Tangisan kedua, jelas, adalah tentang meninggalnya eyang Habibie. Kabar yang mengejutkan, indeed, karena beberapa saat sebelumnya, dikabarkan beliau semakin membaik setelah dua minggu dirawat. Seneng dong, alhamdulillah beliau bisa sehat. Eh, beberapa menit kemudian, dapat kabar kalau beliau meninggal.

Asli se-nangis itu. Beliau adalah embodiment kakek gue yang udah meninggal; ramah dan murah senyum. Bahasa tubuh beliau yang mudah menempel pada siapa saja juga merupakan gambaran betapa terbukanya beliau. Senyum senantiasa terukir di bibir beliau, yang mungkin hanya pernah hilang ketika Ibu Ainun meninggal. Optimisme beliau terhadap negeri ini juga luar biasa, ngga putus sekalipun ide beliau sempat terhenti dan sampai sekarang masih berusaha untuk dibangkitkan kembali. Dekatnya beliau dengan rakyat dan betapa beliau ngga mau ada banyak paspampres di dekat beliau merupakan gambaran bahwa beliau ingin dekat dengan semua golongan.

Tanpa beliau, ngga tahu deh Indonesia bakalan bernasib seperti apa. Beliau ada dimana Indonesia tengah mengalami krisis ekonomi paling parah sepanjang sejarah, mengalami tuntutan separasi dari Timor Timur, dan konflik sosial yang semakin memanas. Tanpa beliau yang tenang dan terlatih dalam menyelesaikan konflik, mungkin Indonesia ngga semaju sekarang. Kebebasan pers, anugerah kebebasan membentuk partai politik, tuntutan amandemen UUD agar sesuai dengan perkembangan zaman, dan banyak kebijakan progresif lainnya yang beliau ambil, membuat Indonesia bisa seperti sekarang.

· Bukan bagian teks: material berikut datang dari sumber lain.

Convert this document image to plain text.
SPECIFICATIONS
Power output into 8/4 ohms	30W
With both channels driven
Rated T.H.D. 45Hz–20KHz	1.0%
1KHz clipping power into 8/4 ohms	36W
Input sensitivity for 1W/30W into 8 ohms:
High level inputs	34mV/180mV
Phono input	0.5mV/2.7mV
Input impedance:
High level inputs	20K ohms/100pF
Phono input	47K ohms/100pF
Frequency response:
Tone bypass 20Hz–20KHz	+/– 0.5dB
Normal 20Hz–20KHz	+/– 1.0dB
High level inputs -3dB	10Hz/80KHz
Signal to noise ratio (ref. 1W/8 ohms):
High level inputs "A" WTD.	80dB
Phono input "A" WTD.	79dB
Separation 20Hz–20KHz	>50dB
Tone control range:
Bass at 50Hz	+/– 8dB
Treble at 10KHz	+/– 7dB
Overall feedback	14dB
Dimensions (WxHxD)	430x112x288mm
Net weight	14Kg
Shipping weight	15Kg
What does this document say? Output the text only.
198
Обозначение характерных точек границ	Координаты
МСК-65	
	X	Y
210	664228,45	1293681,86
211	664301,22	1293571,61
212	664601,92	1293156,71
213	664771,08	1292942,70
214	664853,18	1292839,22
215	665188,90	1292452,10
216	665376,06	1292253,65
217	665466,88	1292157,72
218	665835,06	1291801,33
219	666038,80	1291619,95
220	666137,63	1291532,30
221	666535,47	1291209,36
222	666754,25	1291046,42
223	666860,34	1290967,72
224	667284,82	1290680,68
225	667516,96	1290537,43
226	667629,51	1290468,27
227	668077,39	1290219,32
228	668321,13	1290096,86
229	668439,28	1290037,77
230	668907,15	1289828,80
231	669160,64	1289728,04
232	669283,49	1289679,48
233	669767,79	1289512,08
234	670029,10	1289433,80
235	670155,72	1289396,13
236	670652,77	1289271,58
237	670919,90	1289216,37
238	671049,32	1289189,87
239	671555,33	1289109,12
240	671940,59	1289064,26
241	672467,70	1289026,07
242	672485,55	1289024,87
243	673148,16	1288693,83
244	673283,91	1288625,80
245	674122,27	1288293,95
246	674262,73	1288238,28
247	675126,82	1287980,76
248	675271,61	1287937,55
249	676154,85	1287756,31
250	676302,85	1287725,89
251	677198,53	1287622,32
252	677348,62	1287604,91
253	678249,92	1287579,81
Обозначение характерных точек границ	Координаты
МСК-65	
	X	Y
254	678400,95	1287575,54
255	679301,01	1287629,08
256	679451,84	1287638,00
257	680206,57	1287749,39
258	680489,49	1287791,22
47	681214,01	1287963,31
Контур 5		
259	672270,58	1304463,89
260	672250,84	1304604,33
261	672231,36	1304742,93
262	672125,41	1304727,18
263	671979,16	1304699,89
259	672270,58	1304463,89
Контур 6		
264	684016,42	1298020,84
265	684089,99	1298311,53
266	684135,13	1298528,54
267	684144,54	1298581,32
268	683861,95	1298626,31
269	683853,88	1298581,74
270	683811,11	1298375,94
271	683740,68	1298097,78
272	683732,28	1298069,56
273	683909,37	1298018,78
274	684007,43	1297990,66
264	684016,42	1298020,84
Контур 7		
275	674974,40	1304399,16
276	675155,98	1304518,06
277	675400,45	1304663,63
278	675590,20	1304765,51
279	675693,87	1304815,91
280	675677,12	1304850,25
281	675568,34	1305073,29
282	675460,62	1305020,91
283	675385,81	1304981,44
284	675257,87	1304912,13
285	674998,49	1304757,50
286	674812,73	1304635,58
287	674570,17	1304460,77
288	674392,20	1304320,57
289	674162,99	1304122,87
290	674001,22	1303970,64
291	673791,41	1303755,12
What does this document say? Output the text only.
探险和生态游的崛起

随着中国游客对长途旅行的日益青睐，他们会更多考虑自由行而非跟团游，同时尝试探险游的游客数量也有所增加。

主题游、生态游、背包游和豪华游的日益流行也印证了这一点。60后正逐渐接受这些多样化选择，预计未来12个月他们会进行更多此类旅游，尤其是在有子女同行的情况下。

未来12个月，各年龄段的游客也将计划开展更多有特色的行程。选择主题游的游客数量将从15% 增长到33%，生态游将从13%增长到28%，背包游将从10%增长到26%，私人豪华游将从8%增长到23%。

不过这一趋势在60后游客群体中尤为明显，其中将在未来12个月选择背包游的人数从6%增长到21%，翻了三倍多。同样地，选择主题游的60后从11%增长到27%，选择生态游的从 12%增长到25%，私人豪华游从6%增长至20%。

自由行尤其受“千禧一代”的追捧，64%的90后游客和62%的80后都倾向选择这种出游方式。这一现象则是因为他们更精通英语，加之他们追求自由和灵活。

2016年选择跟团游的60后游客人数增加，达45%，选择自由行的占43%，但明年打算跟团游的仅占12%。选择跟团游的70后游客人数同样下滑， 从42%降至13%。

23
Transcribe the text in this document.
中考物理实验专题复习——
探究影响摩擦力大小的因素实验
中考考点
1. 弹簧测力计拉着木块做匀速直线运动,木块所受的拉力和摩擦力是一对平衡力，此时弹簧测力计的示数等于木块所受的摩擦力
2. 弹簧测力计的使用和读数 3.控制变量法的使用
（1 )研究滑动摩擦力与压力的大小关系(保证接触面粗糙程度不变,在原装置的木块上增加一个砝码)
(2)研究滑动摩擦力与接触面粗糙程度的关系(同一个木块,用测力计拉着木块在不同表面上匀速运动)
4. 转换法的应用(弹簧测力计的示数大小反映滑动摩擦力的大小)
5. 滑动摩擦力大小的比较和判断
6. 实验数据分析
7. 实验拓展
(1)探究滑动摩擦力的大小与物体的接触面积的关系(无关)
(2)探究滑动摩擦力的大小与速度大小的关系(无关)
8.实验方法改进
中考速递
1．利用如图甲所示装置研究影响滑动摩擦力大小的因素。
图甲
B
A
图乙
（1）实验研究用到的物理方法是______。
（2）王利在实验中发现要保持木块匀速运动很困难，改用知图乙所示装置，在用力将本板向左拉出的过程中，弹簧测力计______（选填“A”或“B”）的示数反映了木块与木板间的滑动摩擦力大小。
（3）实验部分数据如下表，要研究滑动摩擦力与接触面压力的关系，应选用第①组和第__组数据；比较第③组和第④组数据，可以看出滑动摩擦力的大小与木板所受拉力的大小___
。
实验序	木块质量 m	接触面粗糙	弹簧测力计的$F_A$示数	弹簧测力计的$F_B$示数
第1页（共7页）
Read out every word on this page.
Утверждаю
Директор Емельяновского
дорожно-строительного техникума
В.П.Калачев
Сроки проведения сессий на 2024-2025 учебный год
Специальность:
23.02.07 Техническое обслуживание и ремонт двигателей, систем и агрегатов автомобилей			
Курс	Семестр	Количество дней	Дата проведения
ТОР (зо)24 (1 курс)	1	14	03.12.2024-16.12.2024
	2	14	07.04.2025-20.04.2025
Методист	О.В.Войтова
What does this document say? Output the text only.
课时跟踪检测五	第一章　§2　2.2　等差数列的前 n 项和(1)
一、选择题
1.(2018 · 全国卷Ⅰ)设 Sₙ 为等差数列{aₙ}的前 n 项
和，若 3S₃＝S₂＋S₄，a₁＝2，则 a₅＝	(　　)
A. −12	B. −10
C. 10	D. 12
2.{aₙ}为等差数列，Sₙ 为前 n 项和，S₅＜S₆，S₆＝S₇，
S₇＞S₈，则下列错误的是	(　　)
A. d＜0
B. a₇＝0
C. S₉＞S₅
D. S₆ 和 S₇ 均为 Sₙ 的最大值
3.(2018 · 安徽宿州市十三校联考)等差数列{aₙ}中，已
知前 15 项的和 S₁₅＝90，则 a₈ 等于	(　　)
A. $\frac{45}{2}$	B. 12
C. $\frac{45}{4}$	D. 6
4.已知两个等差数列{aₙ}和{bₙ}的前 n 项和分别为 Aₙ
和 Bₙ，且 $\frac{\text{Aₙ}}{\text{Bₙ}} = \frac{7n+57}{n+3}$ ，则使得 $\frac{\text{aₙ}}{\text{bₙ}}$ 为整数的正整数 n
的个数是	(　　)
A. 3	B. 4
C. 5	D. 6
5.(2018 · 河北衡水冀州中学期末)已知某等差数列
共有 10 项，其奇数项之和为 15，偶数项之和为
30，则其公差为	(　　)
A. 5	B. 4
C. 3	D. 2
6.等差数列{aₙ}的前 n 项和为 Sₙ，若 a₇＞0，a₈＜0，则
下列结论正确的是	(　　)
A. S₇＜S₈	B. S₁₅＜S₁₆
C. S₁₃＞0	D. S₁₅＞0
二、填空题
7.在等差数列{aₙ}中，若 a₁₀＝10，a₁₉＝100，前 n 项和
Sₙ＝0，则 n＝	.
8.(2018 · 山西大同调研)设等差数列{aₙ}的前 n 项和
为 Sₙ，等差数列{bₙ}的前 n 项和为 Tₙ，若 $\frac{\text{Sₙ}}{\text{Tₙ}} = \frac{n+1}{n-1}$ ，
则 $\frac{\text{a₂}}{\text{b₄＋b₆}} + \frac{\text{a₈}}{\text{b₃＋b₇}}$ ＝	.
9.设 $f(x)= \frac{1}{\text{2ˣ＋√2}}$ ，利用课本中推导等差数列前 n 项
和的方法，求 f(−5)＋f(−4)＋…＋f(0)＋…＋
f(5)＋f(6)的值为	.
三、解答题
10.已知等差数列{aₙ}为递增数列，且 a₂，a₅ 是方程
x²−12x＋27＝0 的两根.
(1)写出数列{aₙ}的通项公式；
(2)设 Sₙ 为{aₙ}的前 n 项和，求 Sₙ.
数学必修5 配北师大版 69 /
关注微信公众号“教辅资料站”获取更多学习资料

Padahal, 70 hari sebelumnya, mungkin Habibie ngga menyangka kalau dia bakalan menjadi pemimpin negeri ini.

Wajar ketika pada akhirnya gue nangis, karena sosok kakek yang sempat ada pada Pak Habibie, harus bersua dengan kakek di surga.

Nangis berikutnya dipersembahkan karena adanya amandemen UU Nomor 1 tahun 1974 tentang Perkawinan, yang mana mengubah batas minimal usia perkawinan perempuan yang awalnya minimal 16 tahun menjadi 19 tahun. Asli, nangis. Sejak mengenal UU tersebut, gue udah menilai kalau UU tersebut bermasalah. Adanya tumpang tindih mengenai penjelasan makna dewasa menurut beberapa konstitusi malah memperumit UU tersebut. Gue sendiri berpendapat bahwa emang batas usia 16 tahun itu terlalu dini. Emang sih mayoritas perempuan mungkin udah mens pada usia tersebut, tapi menikah bukan hanya persoalan dia mens apa belum. Ada persoalan kematangan rahim di sana, yang mana berpengaruh pada kesiapan perempuan untuk memiliki anak. Kalau rahimnya belum siap, bisa jadi jiwa si ibu yang terancam.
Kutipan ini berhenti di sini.